I can't believe that someone in business has only just realised that the UK economy (for want of a better word) stalls during a Bank Holiday. That's what happens if you destroy the manufacturing base and let Joe Public loose in shops full of imports, I guess. The 'solution' suggested — spread out the holidays more evenly — contains within itself a glaring logic flaw, too. Shut up and keep spending your (newly-enhanced) pension, David.

You can start with two items to be found in the latest issue of "The Word" magazine. L'Illusioniste has already been recommended to me, and The Story of Film: an odyssey sounds too good to miss (though when More4 showed it last September, that's exactly what I did [apparently]).

Am I itching...

... to try this out when it crosses the Atlantic?

And this is pretty depressing, too. Maybe I'll give it (Hupert Sauper's film "Darwin's Nightmare") a miss:

At the center of the film are the devastating ecological consequences to Lake Victoria following the introduction of Nile perch, a fish coveted by European consumers. As the film traces this out into the social, economic, and political realms things go from bad to unimaginable. We learn that the planes exporting Nile perch fillets to Europe are importing weapons that fuel sectarian conflicts in the region. Factory owners exploit this political instability by overworking their employees in inhumane conditions (the legal economy), while the Russian and Ukrainian pilots pass their time doing drugs and often abusing local prostitutes (the quasi-legal economy). Add to this a spiraling AIDS epidemic, gangs of homeless and drug-addicted youth, and a food crisis at the heart of a thriving export market, and what you are left with is the condensation of our darkest suspicions about globalization. Darwin's Nightmare happened to find one of those sites where these are unambiguously confirmed.

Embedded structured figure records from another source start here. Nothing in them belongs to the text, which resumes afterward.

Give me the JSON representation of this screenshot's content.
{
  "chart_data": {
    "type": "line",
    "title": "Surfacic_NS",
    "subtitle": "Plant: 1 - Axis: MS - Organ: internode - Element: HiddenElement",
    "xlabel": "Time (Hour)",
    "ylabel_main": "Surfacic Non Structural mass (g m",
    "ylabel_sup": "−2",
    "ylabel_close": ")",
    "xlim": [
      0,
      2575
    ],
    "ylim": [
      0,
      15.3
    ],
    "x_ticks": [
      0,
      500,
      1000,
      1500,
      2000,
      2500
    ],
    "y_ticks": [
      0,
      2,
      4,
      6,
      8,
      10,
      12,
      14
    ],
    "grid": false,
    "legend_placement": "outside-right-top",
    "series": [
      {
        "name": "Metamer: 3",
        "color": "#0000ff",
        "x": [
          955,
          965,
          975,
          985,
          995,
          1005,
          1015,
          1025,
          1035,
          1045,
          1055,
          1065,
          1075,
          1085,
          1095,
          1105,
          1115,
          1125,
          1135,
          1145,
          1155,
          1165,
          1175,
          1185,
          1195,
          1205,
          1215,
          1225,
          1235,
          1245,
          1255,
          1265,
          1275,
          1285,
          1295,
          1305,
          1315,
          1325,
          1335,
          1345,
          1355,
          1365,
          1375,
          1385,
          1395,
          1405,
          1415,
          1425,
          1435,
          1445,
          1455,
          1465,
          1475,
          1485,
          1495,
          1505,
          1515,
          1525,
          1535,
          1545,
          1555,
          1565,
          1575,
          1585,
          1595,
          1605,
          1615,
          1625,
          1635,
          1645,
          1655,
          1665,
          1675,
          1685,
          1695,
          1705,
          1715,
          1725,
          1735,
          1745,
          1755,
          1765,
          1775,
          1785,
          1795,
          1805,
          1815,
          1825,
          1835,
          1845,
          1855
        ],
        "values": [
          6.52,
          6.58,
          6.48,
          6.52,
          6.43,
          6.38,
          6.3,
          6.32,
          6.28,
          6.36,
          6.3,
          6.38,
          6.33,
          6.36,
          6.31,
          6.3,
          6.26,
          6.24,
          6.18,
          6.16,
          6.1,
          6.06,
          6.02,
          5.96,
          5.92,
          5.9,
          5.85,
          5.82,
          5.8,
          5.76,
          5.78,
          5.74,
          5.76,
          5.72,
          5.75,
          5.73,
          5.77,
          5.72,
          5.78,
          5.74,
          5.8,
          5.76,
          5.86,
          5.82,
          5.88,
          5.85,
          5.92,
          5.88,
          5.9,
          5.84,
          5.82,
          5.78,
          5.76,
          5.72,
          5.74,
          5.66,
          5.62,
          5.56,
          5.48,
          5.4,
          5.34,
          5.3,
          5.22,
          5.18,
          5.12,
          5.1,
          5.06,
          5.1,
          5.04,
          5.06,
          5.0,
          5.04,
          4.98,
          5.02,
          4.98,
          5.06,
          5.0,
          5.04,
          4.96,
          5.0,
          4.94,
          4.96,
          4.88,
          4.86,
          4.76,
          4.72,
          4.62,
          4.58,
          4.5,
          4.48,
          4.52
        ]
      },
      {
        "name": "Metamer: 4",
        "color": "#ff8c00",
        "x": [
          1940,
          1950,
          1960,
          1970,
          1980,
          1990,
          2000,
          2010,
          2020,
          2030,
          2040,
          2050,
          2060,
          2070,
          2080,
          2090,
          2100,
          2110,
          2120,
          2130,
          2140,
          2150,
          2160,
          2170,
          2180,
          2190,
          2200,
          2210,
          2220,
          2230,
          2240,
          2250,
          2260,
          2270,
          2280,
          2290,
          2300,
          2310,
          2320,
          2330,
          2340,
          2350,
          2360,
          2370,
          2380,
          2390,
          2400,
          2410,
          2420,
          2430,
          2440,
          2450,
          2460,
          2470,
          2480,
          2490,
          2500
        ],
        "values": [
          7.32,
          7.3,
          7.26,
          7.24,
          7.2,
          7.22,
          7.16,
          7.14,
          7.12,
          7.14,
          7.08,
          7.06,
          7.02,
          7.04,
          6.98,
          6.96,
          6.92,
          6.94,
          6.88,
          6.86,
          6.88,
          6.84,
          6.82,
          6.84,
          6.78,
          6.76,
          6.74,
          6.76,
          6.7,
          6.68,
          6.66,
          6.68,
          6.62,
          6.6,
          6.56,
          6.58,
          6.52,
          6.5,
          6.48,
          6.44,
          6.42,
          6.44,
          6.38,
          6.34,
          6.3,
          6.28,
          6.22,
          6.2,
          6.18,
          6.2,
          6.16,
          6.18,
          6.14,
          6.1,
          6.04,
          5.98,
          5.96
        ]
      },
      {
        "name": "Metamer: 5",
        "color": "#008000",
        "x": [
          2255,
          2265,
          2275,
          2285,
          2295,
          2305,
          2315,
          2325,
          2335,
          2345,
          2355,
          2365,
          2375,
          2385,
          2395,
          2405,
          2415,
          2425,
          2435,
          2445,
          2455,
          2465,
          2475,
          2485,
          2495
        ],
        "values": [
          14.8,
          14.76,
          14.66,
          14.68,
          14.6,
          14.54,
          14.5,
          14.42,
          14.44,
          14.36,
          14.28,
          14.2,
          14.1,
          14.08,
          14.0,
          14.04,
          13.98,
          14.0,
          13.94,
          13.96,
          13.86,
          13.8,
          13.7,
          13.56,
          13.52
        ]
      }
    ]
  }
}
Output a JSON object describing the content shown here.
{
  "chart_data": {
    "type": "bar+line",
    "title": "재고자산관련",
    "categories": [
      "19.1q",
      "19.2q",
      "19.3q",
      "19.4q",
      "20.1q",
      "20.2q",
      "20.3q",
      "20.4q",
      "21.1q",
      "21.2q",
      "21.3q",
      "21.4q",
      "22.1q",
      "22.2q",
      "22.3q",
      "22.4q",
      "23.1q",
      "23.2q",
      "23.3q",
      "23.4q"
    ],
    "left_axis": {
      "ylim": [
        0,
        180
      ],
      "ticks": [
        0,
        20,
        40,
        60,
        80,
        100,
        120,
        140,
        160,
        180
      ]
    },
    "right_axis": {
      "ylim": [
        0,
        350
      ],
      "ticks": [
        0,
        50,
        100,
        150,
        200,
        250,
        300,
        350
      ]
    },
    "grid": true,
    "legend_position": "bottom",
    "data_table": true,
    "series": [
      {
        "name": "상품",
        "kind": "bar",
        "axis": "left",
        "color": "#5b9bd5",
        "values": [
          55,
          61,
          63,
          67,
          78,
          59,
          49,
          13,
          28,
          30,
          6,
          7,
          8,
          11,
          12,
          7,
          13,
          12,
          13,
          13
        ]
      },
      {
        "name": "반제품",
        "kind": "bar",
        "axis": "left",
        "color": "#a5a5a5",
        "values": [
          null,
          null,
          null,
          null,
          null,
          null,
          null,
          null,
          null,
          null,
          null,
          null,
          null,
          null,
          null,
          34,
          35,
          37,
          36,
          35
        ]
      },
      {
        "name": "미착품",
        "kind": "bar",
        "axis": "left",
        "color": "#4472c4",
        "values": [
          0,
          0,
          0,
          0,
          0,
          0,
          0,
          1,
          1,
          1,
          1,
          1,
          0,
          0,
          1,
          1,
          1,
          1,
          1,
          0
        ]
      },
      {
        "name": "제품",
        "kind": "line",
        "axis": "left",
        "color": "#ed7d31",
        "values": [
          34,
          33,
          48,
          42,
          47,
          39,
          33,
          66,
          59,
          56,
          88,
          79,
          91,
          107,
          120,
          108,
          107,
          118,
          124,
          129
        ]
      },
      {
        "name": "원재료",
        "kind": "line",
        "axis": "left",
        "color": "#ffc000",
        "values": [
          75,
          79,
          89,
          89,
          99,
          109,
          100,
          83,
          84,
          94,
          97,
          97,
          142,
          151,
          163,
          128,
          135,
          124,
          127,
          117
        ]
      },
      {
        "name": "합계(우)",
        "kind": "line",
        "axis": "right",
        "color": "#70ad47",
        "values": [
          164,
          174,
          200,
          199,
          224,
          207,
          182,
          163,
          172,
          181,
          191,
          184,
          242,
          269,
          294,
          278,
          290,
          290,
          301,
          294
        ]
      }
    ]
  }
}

Michael Schapira in Full Stop

Cue Louis Armstrong's "What a wonderful world". [Pause] As it's Easter, I actually read the essay here. Well worth the effort. And I'm not even Jewish. Though I do like Bob Dylan. [Pause] Meanwhile, I (think I) take from this review the idea that Nature really does abhor a vacuum. Of course, since I know nothing, I could be wrong. Time for breakfast.

The way I...

... read this, Win7 Ultimate 64-bit seems to be getting off lightly tomorrow. That's good, right? [Pause] Unlike today's weather. It's now 17:02 and has been raining out there, on and off, for much of the day.

It was the late...

... Sir John Squire (in a publisher's blurb praising an edition of Ernest Bramah's almost indescribably wonderful tales of an imaginary China) who confessed he'd been reading these "gravity-dispelling tales" one evening until two candles had guttered out. The little end-piece here...


... instantly reminded me of his quote3 — it's from the end of Joseph Moncure March's Jazz Age poem "The Wild Party" with drawings by Art Spiegelman. That first appeared in 1928 though my edition is from 1994. Oddly (though I was unaware at the time) the chap (Louis Untermeyer) who compiled a Pan(?) collection of limericks in the mid-1960s (that has also long since evaporated from my shelves) praised this poem extravagantly. Small world, heh?

Perhaps even more oddly I still recall a number of the limericks. For (random) example:

A young debutante from St. Paul
Wore a newspaper dress to a Ball.
   The dress caught on fire
   And burned her entire
Front page, sporting section, and all.




1  Or, at least, certainly not as bedtime reading!
2  At my suggestion, so I feel a certain residual moral responsibility to help.
3  Though the particular Bramah edition that contains it is but one of half a dozen or more that I've given away over the last 35 years or so.